La incidencia del carcinoma cutáneo va en aumento y se calcula que un 33% de las personas de raza blanca tiene riesgo de desarrollar un carcinoma vasocelular a lo largo de su vida. De este tercio de personas afectadas por estos carcinomas, en un 88% de los casos las lesiones se localizarán en la zona de la cara y el cuello.
No debemos olvidar, por otra parte, que un 45% de las personas que lo han sufrido tienen posibilidades de desarrollar un segundo tumor en los siguientes 5 años.
El doctor Pablo Umbert, profesor y Jefe de Servicio de Dermatología del Hospital Universitari Sagrat Cor y Director del Instituto Pablo Umbert en la Clínica Corachán de Barcelona.
Carcinomas de Alto Riesgo
Cuando hablamos de carcinomas de alto riesgo nos referimos a aquellos que aparecen en unas zonas de peligro como son la zona lateral y central, y los alrededores de los orificios. Estos tumores corren el riesgo de aparentar haber sido eliminados y luego de volver a aparecer. A parte de la localización, el patrón histológico también tiene su importancia a la hora de valorar un tumor. Si se realiza una biopsia y se ve que las células penetran dentro de la dermis, también lo consideramos de alto riesgo.
Diagnósticos Erróneos
Existen formas tumorales engañosas a la hora de diagnosticar. Una cicatriz o una fisura pueden ser un carcinoma aunque no lo parezcan. Al paciente siempre hay que preguntarle si hace tiempo que lo tienen o no. Si hace poco que apareció, no hay porqué preocuparse, pero si lleva tiempo debemos alarmarnos.
Cirugía de Mohs
La cirugía de Mohs permite dar un índice de curación que otras técnicas no pueden.

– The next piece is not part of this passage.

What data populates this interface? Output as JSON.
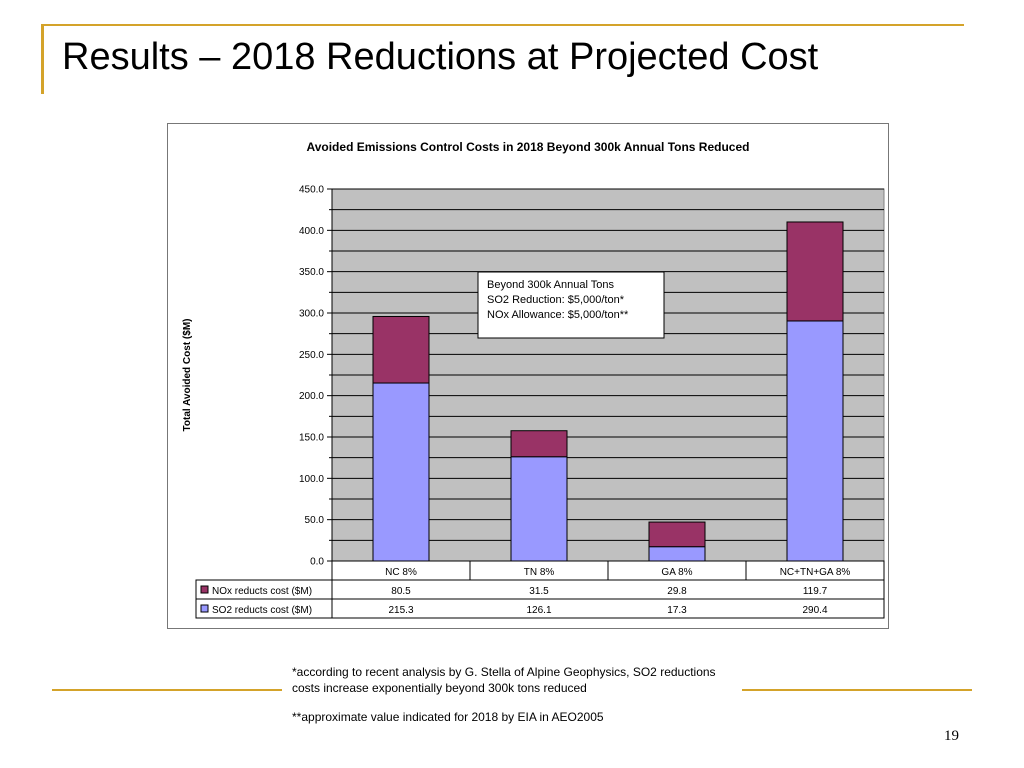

Esta técnica microscópica, histológica y quirúrgica analiza la base del tumor y su parte lateral, haciendo cortes y analizándolos uno a uno. Los tejidos se congelan y se observan en el microscopio a los pocos minutos. De esta forma pueden eliminarse un 90% de los tumores, dejando siempre el tejido de alrededor sano. Esta cirugía esta indicada cuando hay factores de riesgo en el paciente.
Ejemplos Prácticos
En ocasiones se falla con los diagnósticos y algunos tumores pueden pasar desapercibidos. Esto fue lo que le ocurrió a un paciente con un eccema tratado como una micosis en el escroto. Al no responder a los corticoides se le hizo un DIC y se comprobó que lo que padecía era un carcinoma de las glándulas de la piel.